Self-indulgent blather: My two worlds, part 2
I live in two professional worlds.
I know I am not unique. We all live in many worlds. All I am trying to say is that in my job, I live in two very different worlds. Here is how I would describe my second world.
In my second world, I am a senior lecturer. I have a three-year contract for my job, with no possibility of tenure. I do not have the title "Professor." When someone calls me "Professor Schiess," I wonder if I should correct it. In my second world, I teach law students how to do legal citation, how to format a legal memo, and how to find legal authorities. I do not teach substance or doctrine; I am a skills trainer.
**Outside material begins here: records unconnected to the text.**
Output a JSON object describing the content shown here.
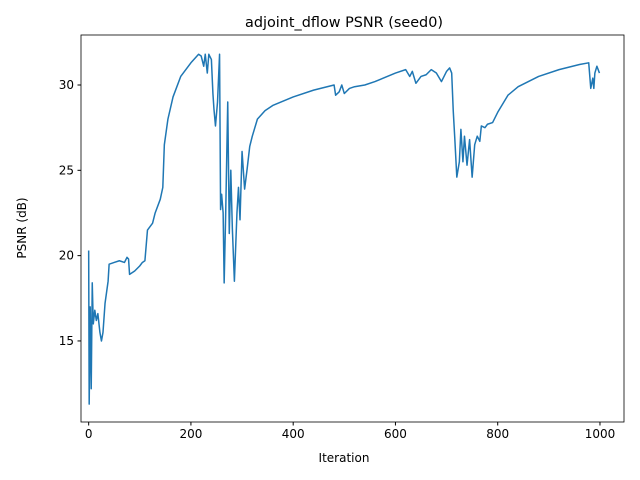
{
  "chart_data": {
    "type": "line",
    "title": "adjoint_dflow PSNR (seed0)",
    "x_label": "Iteration",
    "y_label": "PSNR (dB)",
    "x": [
      0,
      1,
      3,
      5,
      7,
      9,
      12,
      15,
      18,
      22,
      25,
      28,
      32,
      38,
      40,
      50,
      60,
      70,
      75,
      78,
      80,
      90,
      100,
      105,
      110,
      115,
      125,
      130,
      140,
      145,
      148,
      155,
      165,
      180,
      200,
      215,
      220,
      225,
      228,
      232,
      235,
      240,
      243,
      245,
      248,
      252,
      256,
      258,
      260,
      263,
      265,
      268,
      272,
      275,
      278,
      281,
      285,
      290,
      293,
      296,
      300,
      305,
      310,
      315,
      320,
      330,
      345,
      360,
      400,
      440,
      480,
      483,
      490,
      495,
      500,
      510,
      520,
      540,
      560,
      600,
      620,
      628,
      633,
      640,
      650,
      660,
      670,
      680,
      690,
      700,
      706,
      710,
      713,
      716,
      720,
      725,
      728,
      732,
      735,
      740,
      745,
      750,
      755,
      760,
      765,
      768,
      775,
      780,
      790,
      800,
      820,
      840,
      880,
      920,
      960,
      978,
      982,
      986,
      988,
      990,
      994,
      999
    ],
    "values": [
      20.3,
      11.3,
      17,
      12.2,
      18.4,
      16,
      16.8,
      16.2,
      16.6,
      15.5,
      15,
      15.5,
      17.2,
      18.5,
      19.5,
      19.6,
      19.7,
      19.6,
      19.9,
      19.8,
      18.9,
      19.1,
      19.4,
      19.6,
      19.7,
      21.5,
      21.9,
      22.5,
      23.3,
      24,
      26.5,
      28,
      29.3,
      30.5,
      31.3,
      31.8,
      31.7,
      31.1,
      31.8,
      30.7,
      31.8,
      31.5,
      29.5,
      28.6,
      27.6,
      29,
      31.8,
      22.7,
      23.6,
      22.5,
      18.4,
      22.5,
      29,
      21.3,
      25,
      21.6,
      18.5,
      22.5,
      24,
      22.1,
      26.1,
      23.9,
      25.1,
      26.4,
      27,
      28,
      28.5,
      28.8,
      29.3,
      29.7,
      30,
      29.4,
      29.6,
      30,
      29.5,
      29.8,
      29.9,
      30,
      30.2,
      30.7,
      30.9,
      30.5,
      30.8,
      30.1,
      30.5,
      30.6,
      30.9,
      30.7,
      30.2,
      30.8,
      31,
      30.7,
      28.5,
      26.9,
      24.6,
      25.5,
      27.4,
      25.5,
      27,
      25.3,
      26.8,
      24.6,
      26.5,
      27,
      26.7,
      27.6,
      27.5,
      27.7,
      27.8,
      28.4,
      29.4,
      29.9,
      30.5,
      30.9,
      31.2,
      31.3,
      29.8,
      30.4,
      29.8,
      30.7,
      31.1,
      30.7
    ],
    "color": "#1f77b4",
    "xlim": [
      -15,
      1047
    ],
    "ylim": [
      10.25,
      32.93
    ],
    "xticks": [
      0,
      200,
      400,
      600,
      800,
      1000
    ],
    "yticks": [
      15,
      20,
      25,
      30
    ]
  }
}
My salary, after 15 years, is 80% of the salary a first-year law professor makes at my law school.
In my second world, my employer forms a task force to evaluate the legal-writing program but does not invite me to join the task force; the task force has no legal-writing instructors. Five years later, my employer charges a committee to evaluate the legal-writing program. Again, neither I nor my colleagues who teach legal writing are invited to participate.
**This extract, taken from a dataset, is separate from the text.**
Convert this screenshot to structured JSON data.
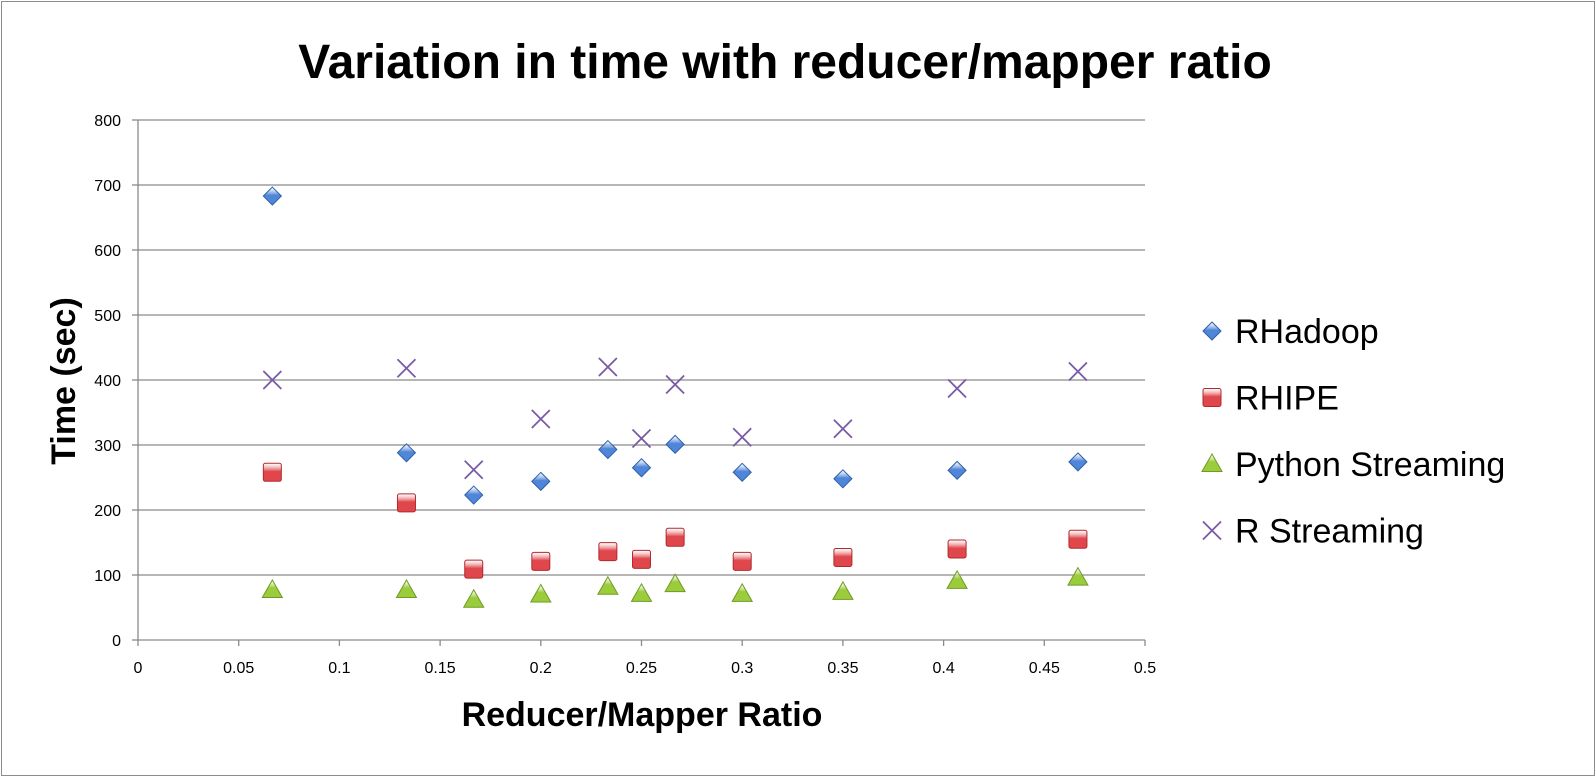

In my second world, my knowledge of writing generally, and my knowledge of legal writing specifically, are not valued. My knowledge is not considered unique or special, because all law professors consider themselves to be knowledgeable about writing and legal writing. In my second world, I write a book and the law school does not mention it on its website. A tenured professor writes a book, and it is announced on the website; a reception is held.
In my second world, I am a child, not a grown-up.